Angaben zu Mitteln der europäischen Union

Angaben zu Optionen

Vertragliche Sicherung von Optionen für künftige funktionale Ergänzungen und regulatorische Module, die auf der neuen Plattform flexibel zugeschaltet werden können.
Da der Markt und die Regulierungen sich stetig verändern, muss das System über flexible Erweiterungsoptionen verfügen, um neue regulatorisch notwendige Bausteine/Module rechtzeitig zu integrieren. Diese Optionen hängen wesentlich von (aufsichts-)rechtlichen Entscheidungen ab, auf die die Auftraggeberin teils in kurzer Zeit flexibel reagieren muss.
Der Umfang dieser Optionen ist gegenwärtig nicht abschließend festzuhalten, da sich die jeweilige Funktionalität maßgeblich an den jeweils zugrundeliegenden (aufsichts-)rechtlichen Weisungen / Vorgaben misst.
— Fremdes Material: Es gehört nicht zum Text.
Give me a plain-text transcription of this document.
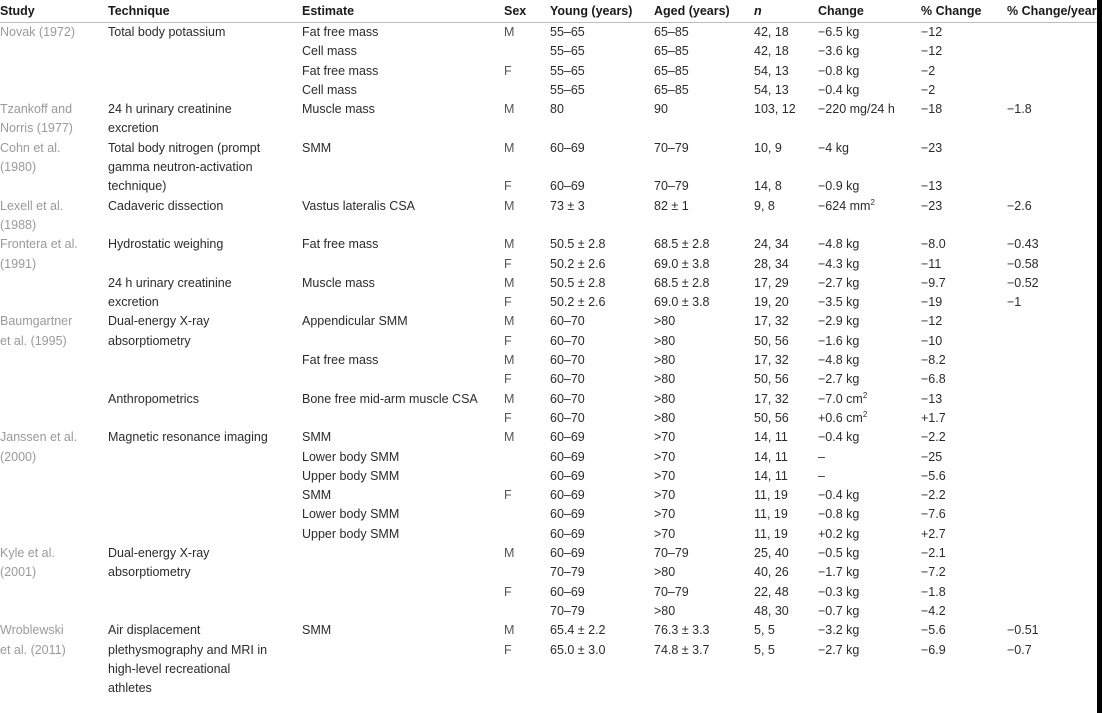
Study	Technique	Estimate	Sex	Young (years)	Aged (years)	n	Change	% Change	% Change/year
Novak (1972)	Total body potassium	Fat free mass	M	55–65	65–85	42, 18	−6.5 kg	−12	
		Cell mass		55–65	65–85	42, 18	−3.6 kg	−12	
		Fat free mass	F	55–65	65–85	54, 13	−0.8 kg	−2	
		Cell mass		55–65	65–85	54, 13	−0.4 kg	−2	
Tzankoff and	24 h urinary creatinine	Muscle mass	M	80	90	103, 12	−220 mg/24 h	−18	−1.8
Norris (1977)	excretion								
Cohn et al.	Total body nitrogen (prompt	SMM	M	60–69	70–79	10, 9	−4 kg	−23	
(1980)	gamma neutron-activation								
	technique)		F	60–69	70–79	14, 8	−0.9 kg	−13	
Lexell et al.	Cadaveric dissection	Vastus lateralis CSA	M	73 ± 3	82 ± 1	9, 8	−624 $mm^2$	−23	−2.6
(1988)									
Frontera et al.	Hydrostatic weighing	Fat free mass	M	50.5 ± 2.8	68.5 ± 2.8	24, 34	−4.8 kg	−8.0	−0.43
(1991)			F	50.2 ± 2.6	69.0 ± 3.8	28, 34	−4.3 kg	−11	−0.58
	24 h urinary creatinine	Muscle mass	M	50.5 ± 2.8	68.5 ± 2.8	17, 29	−2.7 kg	−9.7	−0.52
	excretion		F	50.2 ± 2.6	69.0 ± 3.8	19, 20	−3.5 kg	−19	−1
Baumgartner	Dual-energy X-ray	Appendicular SMM	M	60–70	>80	17, 32	−2.9 kg	−12	
et al. (1995)	absorptiometry		F	60–70	>80	50, 56	−1.6 kg	−10	
		Fat free mass	M	60–70	>80	17, 32	−4.8 kg	−8.2	
			F	60–70	>80	50, 56	−2.7 kg	−6.8	
	Anthropometrics	Bone free mid-arm muscle CSA	M	60–70	>80	17, 32	−7.0 $cm^2$	−13	
			F	60–70	>80	50, 56	+0.6 $cm^2$	+1.7	
Janssen et al.	Magnetic resonance imaging	SMM	M	60–69	>70	14, 11	−0.4 kg	−2.2	
(2000)		Lower body SMM		60–69	>70	14, 11	–	−25	
		Upper body SMM		60–69	>70	14, 11	–	−5.6	
		SMM	F	60–69	>70	11, 19	−0.4 kg	−2.2	
		Lower body SMM		60–69	>70	11, 19	−0.8 kg	−7.6	
		Upper body SMM		60–69	>70	11, 19	+0.2 kg	+2.7	
Kyle et al.	Dual-energy X-ray		M	60–69	70–79	25, 40	−0.5 kg	−2.1	
(2001)	absorptiometry			70–79	>80	40, 26	−1.7 kg	−7.2	
			F	60–69	70–79	22, 48	−0.3 kg	−1.8	
				70–79	>80	48, 30	−0.7 kg	−4.2	
Wroblewski	Air displacement	SMM	M	65.4 ± 2.2	76.3 ± 3.3	5, 5	−3.2 kg	−5.6	−0.51
et al. (2011)	plethysmography and MRI in		F	65.0 ± 3.0	74.8 ± 3.7	5, 5	−2.7 kg	−6.9	−0.7
	high-level recreational								
	athletes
Vertraglich ist daher die Option Ergänzungen, also die entsprechenden Lizenzen zu kaufen und in den Wartungs- und Supportvertrag aufzunehmen, festzuhalten.

Dies ist ein wesentlicher Bestandteil des Bedarfs der Auftraggeberin, da nur ein System, das konform mit (aufsichts-)rechtlichen Vorgaben ist und diese technisch abbildet und somit auch auf etwaige Veränderungen reagieren kann für den beschriebenen Bedarf zweckdienlich ist.

Mithin sind spätere funktionale Ergänzungen insbesondere regulatorische Module um auf künftige Anforderungsänderungen reagieren zu können als Option in den Verträgen zu integrieren (Lizenzkauf und Aufnahme in den Wartungs- und Supportvertrag).

Der Auftragswert enthält eine entsprechende Schätzung.

Zusätzliche Angaben

Begründung gem. § 110 Abs. 1 GWB. Es handelt sich vorliegend um einen gemischten Auftrag der sowohl Dienstleistungen als auch Lieferleistungen umfasst. Nach § 110 Abs. 1 GWB ist auf den Hauptgegenstand des Auftrages abzustellen. Dieser fällt vorliegend auf den Dienstleistungs-Bestandteil.

Verfahren

Verfahrensart

Verfahrensart

Verhandlungsverfahren ohne Aufruf zum Wettbewerb

Begründung der Direktvergabe

Der Auftrag kann aufgrund von Ausschließlichkeitsrechten, darunter von Rechten des geistigen Eigentums, nur von einem bestimmten Wirtschaftsteilnehmer ausgeführt werden

Das Verhandlungsverfahren ohne Teilnahmewettbewerb ist vorliegend gemäß § 14 Abs. 4 Nr. 2 lit. b) VgV zulässig.
Die erforderliche Leistung / der Bedarf der Auftraggeberin kann aufgrund bestehender Ausschließlichkeitsrechte nur von einem bestimmten Unternehmen erbracht werden. Das Vor-System wurde bereits im Jahr 2012 vergabekonform im Wege eines Verhandlungsverfahrens ohne Teilnahmewettbewerb aufgrund nachweislich bestehender technischer Abhängigkeiten vergeben.

Urheberrechte: Die Urheber- und Nutzungsrechte an dem Vor-System (inbs. Quellcode, Software Architektur und Schnittstellen) liegen ausschließlich bei der Herstellerin. Eine Übertragung dieser Rechte oder eine Bearbeitung durch Dritte ist vertraglich ausgeschlossen. Die Möglichkeit die Migration durch Drittanbieter durchführen zu lassen oder zur Lieferung einer vergleichbaren Alternativplattform und dabei Zugriff auf das Vor-Sytem zu nehmen, um bspw. vergleichbare Schnittstellen anzupassen ist vertraglich ausgeschlossen.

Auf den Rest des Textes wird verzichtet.